Légèreté mélancolique
« Se frotter aux autres, à leur point de vue, à leur expérience, dans une logique qui n’est pas celle de l’affrontement viril ou de la compétition – pas celle du genre donc –, mais celle de la rencontre attentive, une relation dont on ne sait qu’on en sera transformé mais sans pouvoir prévoir jusqu’à quel point et avec quelles conséquences sur nos vies », expliquent la psychologue Pascale Molinier, Sandra Laugier et la sociologue Patricia Paperman dans leur introduction au livre « Qu’est-ce que le care ? Le souci des autres, sensibilité, responsabilité » (Payot, 2009).
Il est bien question de se frotter aux autres dans la série « Dying for Sex », créée par Kim Rosenstock et Elizabeth Meriwether et diffusée sur Disney+ depuis le 4 avril. Mais le care n’avait jamais été abordé de manière aussi frontale sous l’angle de la sexualité. C’est la double percée esthétique et théorique de cette série qui, de prime abord, a l’air de ne pas y toucher avec sa légèreté mélancolique. Elle est adaptée d’un podcast consacré à une histoire vraie : celle de Molly Kochan, décédée en 2019 à l’âge de 45 ans des suites d’un cancer. L’actrice Michelle Williams interprète son rôle, en circulant avec sensibilité à travers les registres de la drôlerie, de la tendresse et du tragique. La larme à l’œil succède au rire et vice-versa.

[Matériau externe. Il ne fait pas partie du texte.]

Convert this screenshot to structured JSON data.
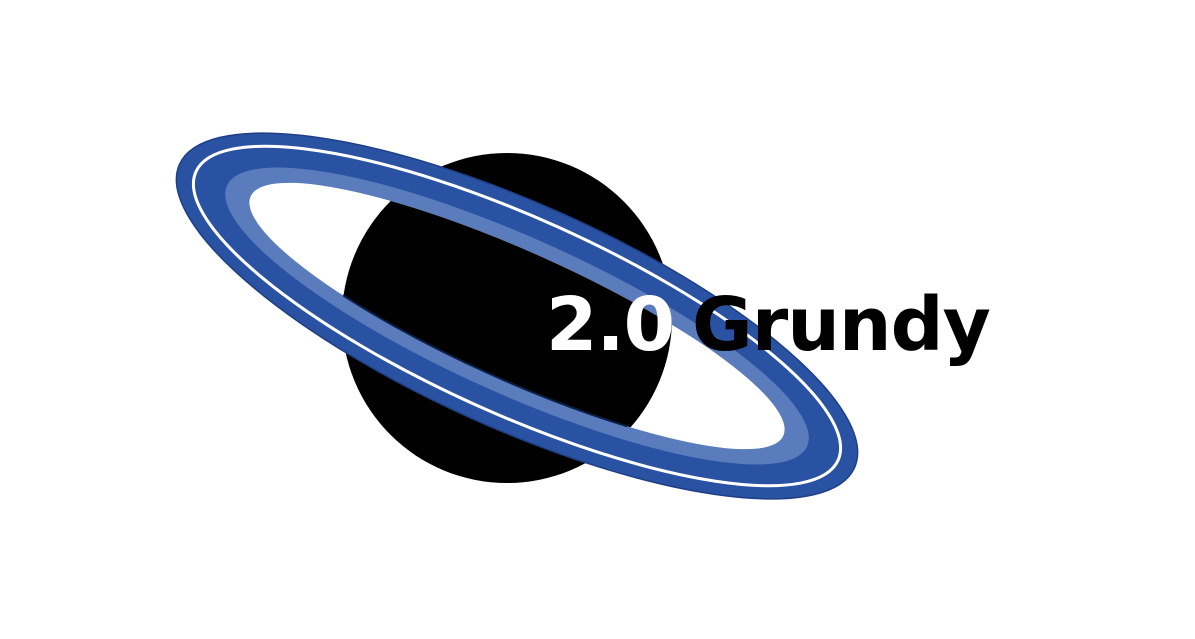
{
  "logo": {
    "version": "2.0",
    "name": "Grundy"
  },
  "icon": "ringed-planet-icon",
  "colors": {
    "background": "#ffffff",
    "planet": "#000000",
    "ring_outer": "#2952a3",
    "ring_middle": "#5a7cbd",
    "ring_inner_highlight": "#ffffff",
    "version_text": "#ffffff",
    "name_text": "#000000"
  }
}
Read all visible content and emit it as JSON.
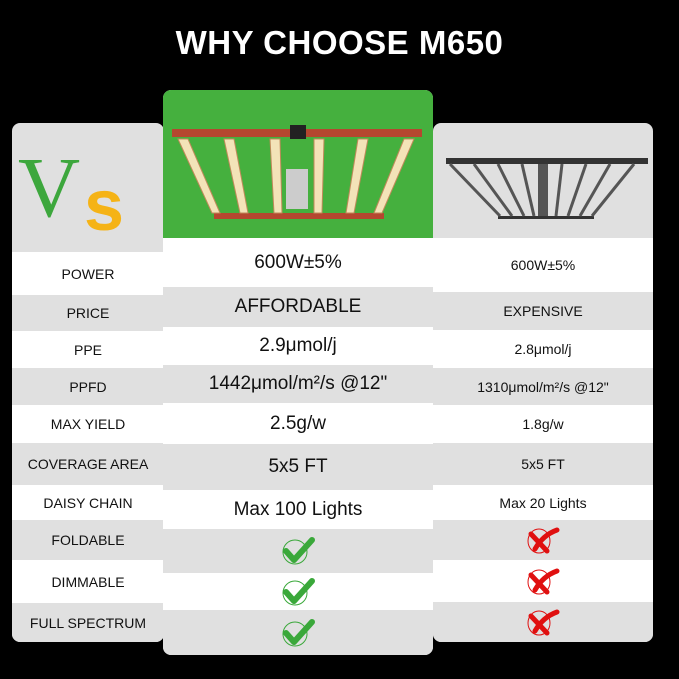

Dans « Dying for Sex », le care féministe, qui ouvre Molly à des expérimentations inédites à la fin de sa vie, est aux antipodes de l’assistance patriarcale imposée par son mari qui, bien que progressiste, est pris dans un surplomb paternaliste. En voulant la protéger, il inhibe ses désirs et de nouvelles possibilités. Après sa rupture, avec notamment l’aide de son amie Nikki (jouée par Jenny Slate, au farfelu émouvant) et de sa mère Gail (l’immense Sissy Spacek), le parcours de Molly va alors devenir davantage « improvisé et instable », selon les mots de Sandra Laugier dans un texte de 2005 (réédité en 2011) sur « Care et perception ».

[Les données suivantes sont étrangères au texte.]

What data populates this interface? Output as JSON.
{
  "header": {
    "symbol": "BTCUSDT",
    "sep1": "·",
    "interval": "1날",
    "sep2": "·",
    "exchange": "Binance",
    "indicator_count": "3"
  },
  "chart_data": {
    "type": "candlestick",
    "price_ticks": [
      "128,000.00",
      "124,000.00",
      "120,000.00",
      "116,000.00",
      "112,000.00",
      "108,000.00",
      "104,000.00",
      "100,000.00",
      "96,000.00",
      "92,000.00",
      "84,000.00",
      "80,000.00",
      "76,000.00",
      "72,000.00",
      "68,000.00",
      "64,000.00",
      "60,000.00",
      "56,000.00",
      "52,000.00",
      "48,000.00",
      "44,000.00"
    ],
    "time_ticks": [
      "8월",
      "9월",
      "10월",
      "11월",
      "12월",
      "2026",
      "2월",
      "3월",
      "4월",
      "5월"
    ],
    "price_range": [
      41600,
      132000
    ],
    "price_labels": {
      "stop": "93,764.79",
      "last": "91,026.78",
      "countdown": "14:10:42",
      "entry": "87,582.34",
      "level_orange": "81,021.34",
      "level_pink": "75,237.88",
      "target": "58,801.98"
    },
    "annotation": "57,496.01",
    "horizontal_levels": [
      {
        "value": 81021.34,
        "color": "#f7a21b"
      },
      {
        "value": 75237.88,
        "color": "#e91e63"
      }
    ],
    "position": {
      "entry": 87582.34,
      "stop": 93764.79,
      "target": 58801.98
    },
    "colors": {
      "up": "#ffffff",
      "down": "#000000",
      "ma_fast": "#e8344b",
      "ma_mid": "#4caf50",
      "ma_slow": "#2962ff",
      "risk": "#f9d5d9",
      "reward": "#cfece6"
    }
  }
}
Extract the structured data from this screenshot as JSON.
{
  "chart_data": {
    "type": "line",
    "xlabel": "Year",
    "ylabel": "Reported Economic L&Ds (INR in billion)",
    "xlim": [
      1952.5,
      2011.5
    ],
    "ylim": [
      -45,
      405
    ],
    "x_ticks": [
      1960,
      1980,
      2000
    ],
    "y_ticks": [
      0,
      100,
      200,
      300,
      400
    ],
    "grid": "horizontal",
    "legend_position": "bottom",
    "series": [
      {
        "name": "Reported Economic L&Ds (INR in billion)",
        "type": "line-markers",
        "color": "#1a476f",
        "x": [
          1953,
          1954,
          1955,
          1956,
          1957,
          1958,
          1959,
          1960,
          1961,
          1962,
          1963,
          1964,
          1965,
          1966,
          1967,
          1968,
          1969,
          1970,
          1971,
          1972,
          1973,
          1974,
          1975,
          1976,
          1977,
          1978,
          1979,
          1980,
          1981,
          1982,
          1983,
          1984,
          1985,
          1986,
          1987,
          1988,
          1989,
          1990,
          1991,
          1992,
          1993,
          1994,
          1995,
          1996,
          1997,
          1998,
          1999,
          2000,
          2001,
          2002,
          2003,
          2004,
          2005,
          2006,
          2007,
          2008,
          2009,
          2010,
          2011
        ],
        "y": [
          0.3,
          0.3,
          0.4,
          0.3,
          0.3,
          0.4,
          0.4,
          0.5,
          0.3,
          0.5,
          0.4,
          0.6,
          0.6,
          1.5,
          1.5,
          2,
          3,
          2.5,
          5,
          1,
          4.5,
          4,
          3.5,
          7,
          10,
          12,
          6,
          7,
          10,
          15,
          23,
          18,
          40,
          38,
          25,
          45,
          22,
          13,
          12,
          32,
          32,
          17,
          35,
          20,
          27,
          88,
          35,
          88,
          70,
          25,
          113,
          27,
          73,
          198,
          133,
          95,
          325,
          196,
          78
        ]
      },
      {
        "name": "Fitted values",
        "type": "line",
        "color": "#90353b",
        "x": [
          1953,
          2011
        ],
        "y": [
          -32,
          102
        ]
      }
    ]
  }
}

Dans l’ambiance du care, même les jeux BDSM sont sensibles et attentionnés, et n’ont guère de rapport avec les visions habituelles du « sadisme » et du « masochisme ». Dans le quatrième épisode, un des partenaires de Molly arrête le jeu en cours de route par sollicitude, car il la sent perturbée : « Il faut faire attention. Ça peut vite déraper, ça peut devenir dangereux. » Dans le même épisode, la femme qui pousse plus loin son initiation afin de surmonter ses peurs, liées à un trauma d’enfance, le fait de façon progressive et tout en délicatesse. On s’éloigne du vocabulaire propre aux rapports masculins dominants à l’Eros critiqués par Emmanuel Levinas dans son livre « le Temps et l’Autre », celui du « saisir » et du « posséder » le corps de l’autre, en tant que « synonymes du pouvoir ». On est plutôt à l’écoute de l’infini en l’autre et en soi.
Le care au bistrot
Cependant le care féministe n’est pas destiné qu’aux femmes. Il n’est pas inscrit dans une prétendue « nature féminine », mais dans une condition sociohistorique marquée par des rapports de domination. Indissolublement valeur et pratique nées d’expériences d’oppression et de résistance à l’oppression, il constitue une proposition universalisable afin de transformer la société à partir de la vie ordinaire et de ses vulnérabilités.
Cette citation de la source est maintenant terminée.